潮の匂いが胸に刺さる。桜が視界を揺らす。
この島に来てから、ずっと避けてきた言葉を――いま、吐き出す。
「……ワシの名は、就元」
瑠璃姫が息を呑み、徳姫の目に涙が滲んだ。
「氏は大江、姓は多治比……」
そこまで言って、胡散臭いジジイは自嘲した。
「……杉。なんでもよい」
お市様は、笑わなかった。
ただ、深く頷いた。
「よい。就元」
名を呼ぶ声が、妙に優しい。
「名を戻したな。なら、次は……生き方を決める番じゃ」
胡散臭いジジイ――就元は、目を閉じた。
この島の春は、甘い飴の匂いがする。
その甘さは、戦国の常識には、あまりに不似合いで――だからこそ、怖い。
祐筆桃の日記(弘治二年・卯月中旬/晴れ)
本日、胡散臭いジジイが、ついに名乗った。
名は「就元」。氏だの姓だのも言い出して、途中で「なんでもよい」と投げたが、あれは投げたのではなく、長年握っていたものを落とした音だと思う。

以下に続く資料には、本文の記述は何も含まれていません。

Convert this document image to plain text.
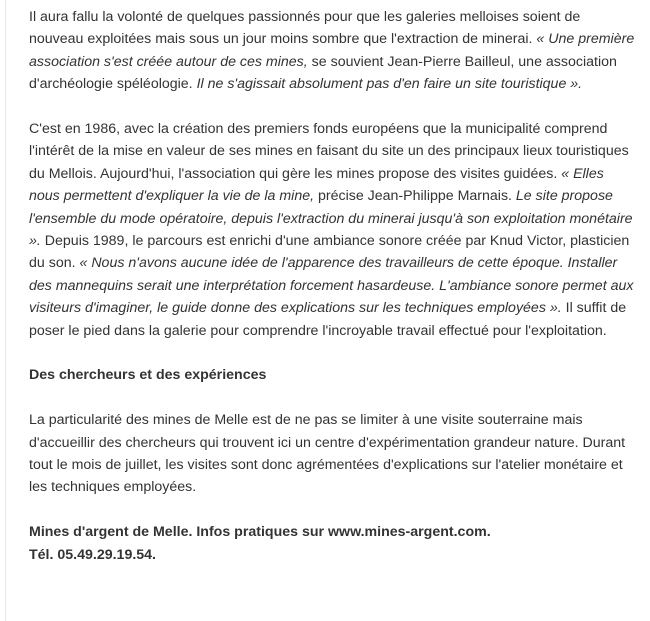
Il aura fallu la volonté de quelques passionnés pour que les galeries melloises soient de nouveau exploitées mais sous un jour moins sombre que l'extraction de minerai. « Une première association s'est créée autour de ces mines, se souvient Jean-Pierre Bailleul, une association d'archéologie spéléologie. Il ne s'agissait absolument pas d'en faire un site touristique ».

C'est en 1986, avec la création des premiers fonds européens que la municipalité comprend l'intérêt de la mise en valeur de ses mines en faisant du site un des principaux lieux touristiques du Mellois. Aujourd'hui, l'association qui gère les mines propose des visites guidées. « Elles nous permettent d'expliquer la vie de la mine, précise Jean-Philippe Marnais. Le site propose l'ensemble du mode opératoire, depuis l'extraction du minerai jusqu'à son exploitation monétaire ». Depuis 1989, le parcours est enrichi d'une ambiance sonore créée par Knud Victor, plasticien du son. « Nous n'avons aucune idée de l'apparence des travailleurs de cette époque. Installer des mannequins serait une interprétation forcement hasardeuse. L'ambiance sonore permet aux visiteurs d'imaginer, le guide donne des explications sur les techniques employées ». Il suffit de poser le pied dans la galerie pour comprendre l'incroyable travail effectué pour l'exploitation.

Des chercheurs et des expériences

La particularité des mines de Melle est de ne pas se limiter à une visite souterraine mais d'accueillir des chercheurs qui trouvent ici un centre d'expérimentation grandeur nature. Durant tout le mois de juillet, les visites sont donc agrémentées d'explications sur l'atelier monétaire et les techniques employées.

Mines d'argent de Melle. Infos pratiques sur www.mines-argent.com.
Tél. 05.49.29.19.54.
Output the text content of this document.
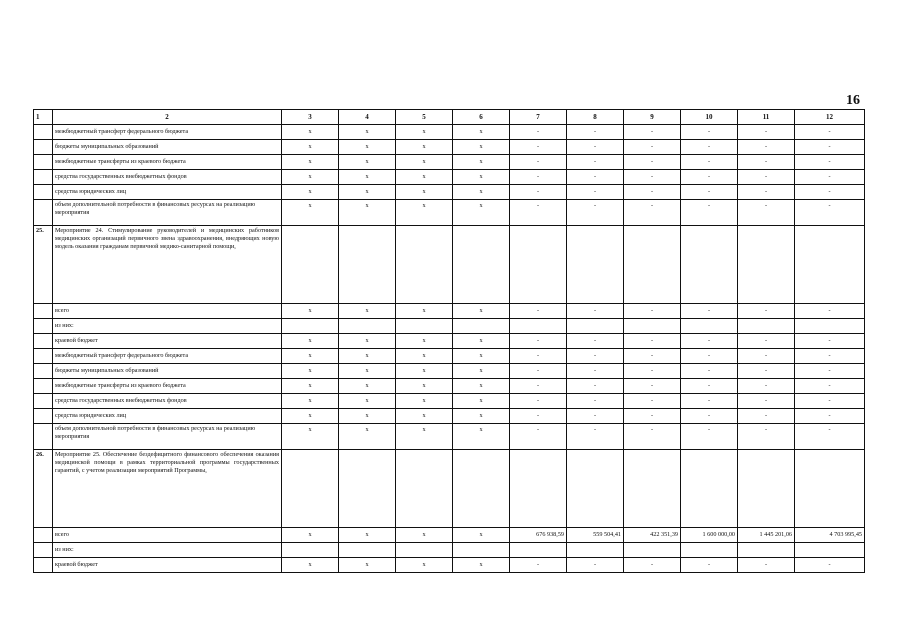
16
1	2	3	4	5	6	7	8	9	10	11	12
	межбюджетный трансферт федерального бюджета	x	x	x	x	-	-	-	-	-	-
	бюджеты муниципальных образований	x	x	x	x	-	-	-	-	-	-
	межбюджетные трансферты из краевого бюджета	x	x	x	x	-	-	-	-	-	-
	средства государственных внебюджетных фондов	x	x	x	x	-	-	-	-	-	-
	средства юридических лиц	x	x	x	x	-	-	-	-	-	-
	объем дополнительной потребности в финансовых ресурсах на реализацию мероприятия	x	x	x	x	-	-	-	-	-	-
25.	Мероприятие 24. Стимулирование руководителей и медицинских работников медицинских организаций первичного звена здравоохранения, внедряющих новую модель оказания гражданам первичной медико-санитарной помощи,										
	всего	x	x	x	x	-	-	-	-	-	-
	из них:										
	краевой бюджет	x	x	x	x	-	-	-	-	-	-
	межбюджетный трансферт федерального бюджета	x	x	x	x	-	-	-	-	-	-
	бюджеты муниципальных образований	x	x	x	x	-	-	-	-	-	-
	межбюджетные трансферты из краевого бюджета	x	x	x	x	-	-	-	-	-	-
	средства государственных внебюджетных фондов	x	x	x	x	-	-	-	-	-	-
	средства юридических лиц	x	x	x	x	-	-	-	-	-	-
	объем дополнительной потребности в финансовых ресурсах на реализацию мероприятия	x	x	x	x	-	-	-	-	-	-
26.	Мероприятие 25. Обеспечение бездефицитного финансового обеспечения оказания медицинской помощи в рамках территориальной программы государственных гарантий, с учетом реализации мероприятий Программы,										
	всего	x	x	x	x	676 938,59	559 504,41	422 351,39	1 600 000,00	1 445 201,06	4 703 995,45
	из них:										
	краевой бюджет	x	x	x	x	-	-	-	-	-	-
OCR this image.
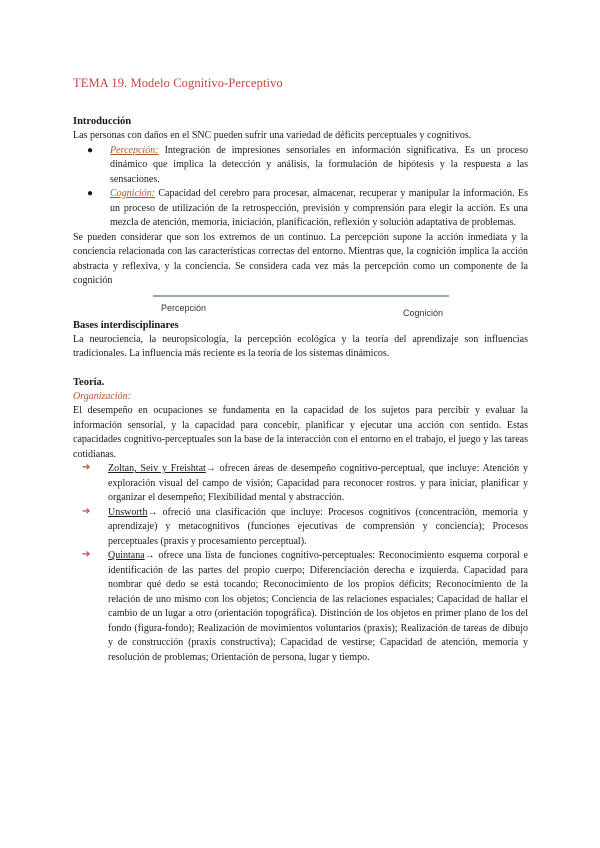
TEMA 19. Modelo Cognitivo-Perceptivo
Introducción
Las personas con daños en el SNC pueden sufrir una variedad de déficits perceptuales y cognitivos.
● Percepción: Integración de impresiones sensoriales en información significativa. Es un proceso dinámico que implica la detección y análisis, la formulación de hipótesis y la respuesta a las sensaciones.
● Cognición: Capacidad del cerebro para procesar, almacenar, recuperar y manipular la información. Es un proceso de utilización de la retrospección, previsión y comprensión para elegir la acción. Es una mezcla de atención, memoria, iniciación, planificación, reflexión y solución adaptativa de problemas.
Se pueden considerar que son los extremos de un continuo. La percepción supone la acción inmediata y la conciencia relacionada con las características correctas del entorno. Mientras que, la cognición implica la acción abstracta y reflexiva, y la conciencia. Se considera cada vez más la percepción como un componente de la cognición
Percepción	Cognición
Bases interdisciplinares
La neurociencia, la neuropsicología, la percepción ecológica y la teoría del aprendizaje son influencias tradicionales. La influencia más reciente es la teoría de los sistemas dinámicos.
Teoría.
Organización:
El desempeño en ocupaciones se fundamenta en la capacidad de los sujetos para percibir y evaluar la información sensorial, y la capacidad para concebir, planificar y ejecutar una acción con sentido. Estas capacidades cognitivo-perceptuales son la base de la interacción con el entorno en el trabajo, el juego y las tareas cotidianas.
➔ Zoltan, Seiv y Freishtat→ ofrecen áreas de desempeño cognitivo-perceptual, que incluye: Atención y exploración visual del campo de visión; Capacidad para reconocer rostros. y para iniciar, planificar y organizar el desempeño; Flexibilidad mental y abstracción.
➔ Unsworth→ ofreció una clasificación que incluye: Procesos cognitivos (concentración, memoria y aprendizaje) y metacognitivos (funciones ejecutivas de comprensión y conciencia); Procesos perceptuales (praxis y procesamiento perceptual).
➔ Quintana→ ofrece una lista de funciones cognitivo-perceptuales: Reconocimiento esquema corporal e identificación de las partes del propio cuerpo; Diferenciación derecha e izquierda. Capacidad para nombrar qué dedo se está tocando; Reconocimiento de los propios déficits; Reconocimiento de la relación de uno mismo con los objetos; Conciencia de las relaciones espaciales; Capacidad de hallar el cambio de un lugar a otro (orientación topográfica). Distinción de los objetos en primer plano de los del fondo (figura-fondo); Realización de movimientos voluntarios (praxis); Realización de tareas de dibujo y de construcción (praxis constructiva); Capacidad de vestirse; Capacidad de atención, memoria y resolución de problemas; Orientación de persona, lugar y tiempo.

母上(狂犬お市様)は、今日だけは茶化さなかった。飴玉をころころしながら、まるで医師が患者の胸を診るみたいに、就元を見ていた。
瑠璃姫さまと徳姫さまは、名乗りの瞬間、泣きそうな顔をしていた。二人にとっては、あのジジイが“胡散臭いジジイ”から“人”になった日だ。
私は思う。
名乗るのは、降参ではない。
名乗るのは、「ここから先、逃げない」の宣言だ。
……ただし、相手が狂犬お市様なので、逃げたくても逃げられない可能性が高い。